火力発電プラントの大型のタービン・発電機ユニットなどでは、大きな動力を短時間に発生させるため、大量の燃料を一時に消費するので、熱効率の把握、管理が重要である。最近では環境問題の観点からも、熱効率の向上が注目されており、きめ細かな熱効率の監視が必要になってきている。熱効率は出力する仕事量ALを投入する熱量Q1で除した比で表されるため、ALを正確に把握することは熱効率を監視する上で重要となる。さらに、前述のような大型の発電ユニットでは、高圧タービン軸と低圧タービン軸を連結した多段軸流型のタービンを適用している場合が多く、タービンの部分的すなわち高圧側の段落群あるいは低圧側の段落群のみの出力を把握することなどは、熱効率の監視に有効である。ここで、タービン・発電機ユニットの場合、ALは発電量であり、単位時間当りの発電量Pは回転速度ωと動力伝達軸に作用しているトルクTとの積に比例している。
したがって、発電運用中のタービン・発電機ユニットの動力伝達軸のトルクTを高精度で測定できれば、プラントの熱効率を監視することが可能となり、エネルギーの有効利用ができ、環境対策にも有効となる。
動力伝達軸のトルクTは、軸方向に隔たった2点間の軸のねじり剛性をKB、測定点間の動力伝達中のねじり角度θtとして、T=KB・θtで求めることができる。したがって、ねじり剛性KBをあらかじめ決定しておく必要があるが、一般には解析で軸の形状と材料特性から算出するか、停止中に当該2点間にTの大きさのモーメントを負荷させて、発生するねじり角度θtを測定することにより実験的に求めておけばよい。このため、トルク計測の手段として軸のねじれ角を計測する種々のトルク計測装置が考案されている。

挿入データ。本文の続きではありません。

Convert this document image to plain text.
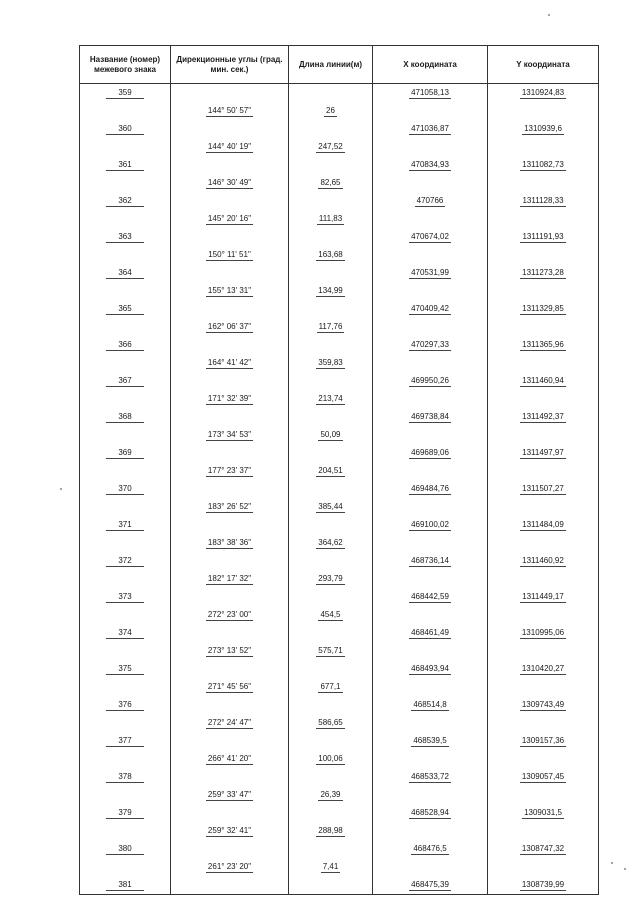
Название (номер) межевого знака	Дирекционные углы (град. мин. сек.)	Длина линии(м)	X координата	Y координата
359			471058,13	1310924,83
	144° 50' 57"	26		
360			471036,87	1310939,6
	144° 40' 19"	247,52		
361			470834,93	1311082,73
	146° 30' 49"	82,65		
362			470766	1311128,33
	145° 20' 16"	111,83		
363			470674,02	1311191,93
	150° 11' 51"	163,68		
364			470531,99	1311273,28
	155° 13' 31"	134,99		
365			470409,42	1311329,85
	162° 06' 37"	117,76		
366			470297,33	1311365,96
	164° 41' 42"	359,83		
367			469950,26	1311460,94
	171° 32' 39"	213,74		
368			469738,84	1311492,37
	173° 34' 53"	50,09		
369			469689,06	1311497,97
	177° 23' 37"	204,51		
370			469484,76	1311507,27
	183° 26' 52"	385,44		
371			469100,02	1311484,09
	183° 38' 36"	364,62		
372			468736,14	1311460,92
	182° 17' 32"	293,79		
373			468442,59	1311449,17
	272° 23' 00"	454,5		
374			468461,49	1310995,06
	273° 13' 52"	575,71		
375			468493,94	1310420,27
	271° 45' 56"	677,1		
376			468514,8	1309743,49
	272° 24' 47"	586,65		
377			468539,5	1309157,36
	266° 41' 20"	100,06		
378			468533,72	1309057,45
	259° 33' 47"	26,39		
379			468528,94	1309031,5
	259° 32' 41"	288,98		
380			468476,5	1308747,32
	261° 23' 20"	7,41		
381			468475,39	1308739,99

例えば、特許文献1に開示されているトルク計測装置では、図12に示すように、レーザ照射装置20のビーム光を分光して、被測定体27の表面に一定の間隔で2箇所に設けられた側定点で軸表面に向けて照射し、それぞれの反射光を検知装置24,25で検出して信号処理装置26に入力している。各側定点では軸表面に反射体22,23が設けられていて、ビーム光が反射体22,23に当たると強い信号が検出されるように構成されている。

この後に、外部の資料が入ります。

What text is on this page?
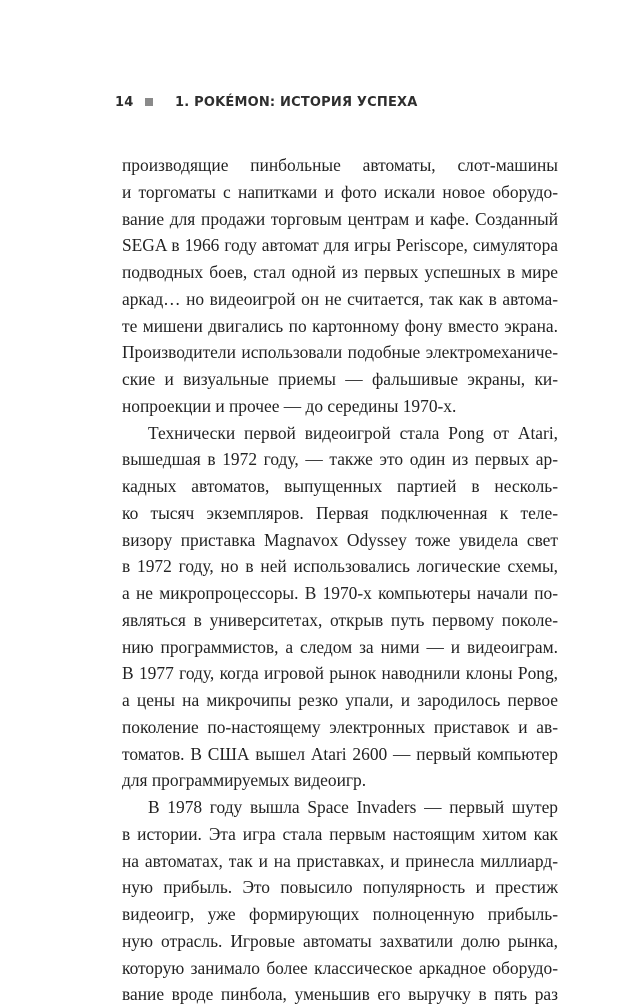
14	1. POKÉMON: ИСТОРИЯ УСПЕХА
производящие пинбольные автоматы, слот-машины
и торгоматы с напитками и фото искали новое оборудо-
вание для продажи торговым центрам и кафе. Созданный
SEGA в 1966 году автомат для игры Periscope, симулятора
подводных боев, стал одной из первых успешных в мире
аркад… но видеоигрой он не считается, так как в автома-
те мишени двигались по картонному фону вместо экрана.
Производители использовали подобные электромеханиче-
ские и визуальные приемы — фальшивые экраны, ки-
нопроекции и прочее — до середины 1970-х.
Технически первой видеоигрой стала Pong от Atari,
вышедшая в 1972 году, — также это один из первых ар-
кадных автоматов, выпущенных партией в несколь-
ко тысяч экземпляров. Первая подключенная к теле-
визору приставка Magnavox Odyssey тоже увидела свет
в 1972 году, но в ней использовались логические схемы,
а не микропроцессоры. В 1970-х компьютеры начали по-
являться в университетах, открыв путь первому поколе-
нию программистов, а следом за ними — и видеоиграм.
В 1977 году, когда игровой рынок наводнили клоны Pong,
а цены на микрочипы резко упали, и зародилось первое
поколение по-настоящему электронных приставок и ав-
томатов. В США вышел Atari 2600 — первый компьютер
для программируемых видеоигр.
В 1978 году вышла Space Invaders — первый шутер
в истории. Эта игра стала первым настоящим хитом как
на автоматах, так и на приставках, и принесла миллиард-
ную прибыль. Это повысило популярность и престиж
видеоигр, уже формирующих полноценную прибыль-
ную отрасль. Игровые автоматы захватили долю рынка,
которую занимало более классическое аркадное оборудо-
вание вроде пинбола, уменьшив его выручку в пять раз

図13は収集した2つの検出波形であるが、ビーム光が反射体22、23に当たった点ではパルスが立ち上がっている。このとき、2つの波形の相互相関を求めると、相互相関を最大とする時間差が2つの波形の時間差を表すものであるから、時間差に被測定体27の回転速度を乗ずることによって2点間の角度差を求めることができる。

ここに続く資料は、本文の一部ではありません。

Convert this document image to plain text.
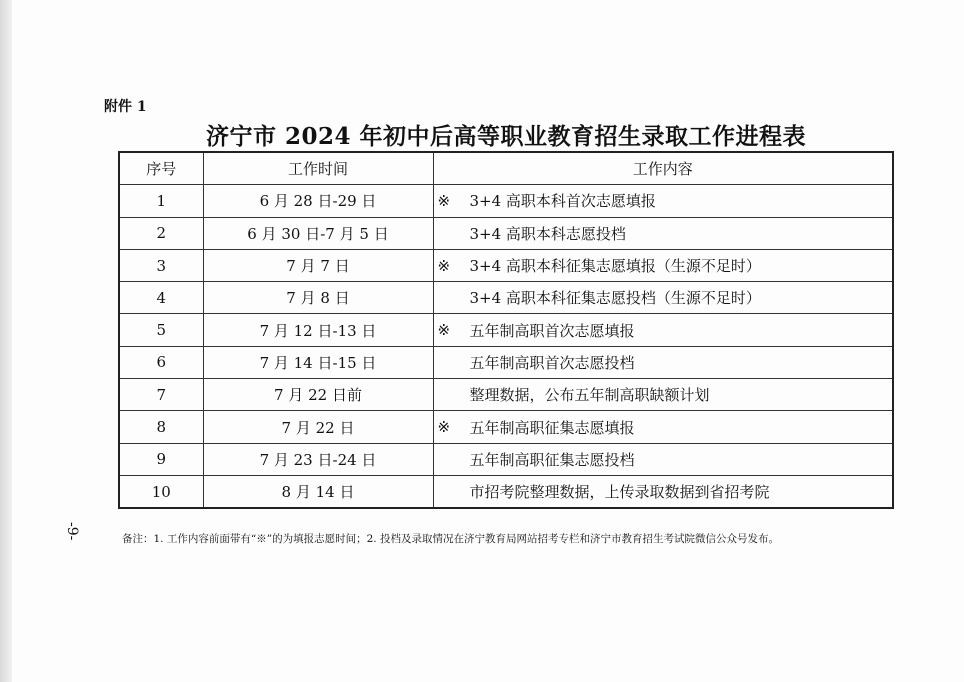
附件 1
济宁市 2024 年初中后高等职业教育招生录取工作进程表
序号	工作时间	工作内容
1	6 月 28 日-29 日	※ 3+4 高职本科首次志愿填报
2	6 月 30 日-7 月 5 日	3+4 高职本科志愿投档
3	7 月 7 日	※ 3+4 高职本科征集志愿填报（生源不足时）
4	7 月 8 日	3+4 高职本科征集志愿投档（生源不足时）
5	7 月 12 日-13 日	※ 五年制高职首次志愿填报
6	7 月 14 日-15 日	五年制高职首次志愿投档
7	7 月 22 日前	整理数据，公布五年制高职缺额计划
8	7 月 22 日	※ 五年制高职征集志愿填报
9	7 月 23 日-24 日	五年制高职征集志愿投档
10	8 月 14 日	市招考院整理数据，上传录取数据到省招考院
-9-	备注：1. 工作内容前面带有“※”的为填报志愿时间；2. 投档及录取情况在济宁教育局网站招考专栏和济宁市教育招生考试院微信公众号发布。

一方、図14は特許文献2に開示されているトルク計測装置の構成を示すものである。この発明では回転軸32に一定間隔で歯車30と31を設け、回転センサー33,34で歯車の位置を検出すると、図15に示すような矩形波形が得られる。2つの矩形波の立ち上がり時間の差をクロックでカウントすることによって2つの波形の時間差を求めている。
特開2000−205977号公報
特公平7−113590号公報
ところが、動力伝達軸は一般的に十分な強度を確保できるように製作するため、動力伝達中の軸のねじり角度は微小である。特に火力発電用のタービン・発電機のユニットでは十分な軸方向長さが確保できる単純円筒形状部分が少ないため、ねじり角度測定点間の軸方向長さが短くなり、動力伝達中の測定点間の軸のねじり角度はさらに微小になる。例えば、1mの軸方向距離を隔てた位置における定格動力伝達時の軸のねじり角度は0.1deg程度となり、定格伝達動力の1%の変化を測定しようとする場合0.001degのねじり角度を検出する必要がある。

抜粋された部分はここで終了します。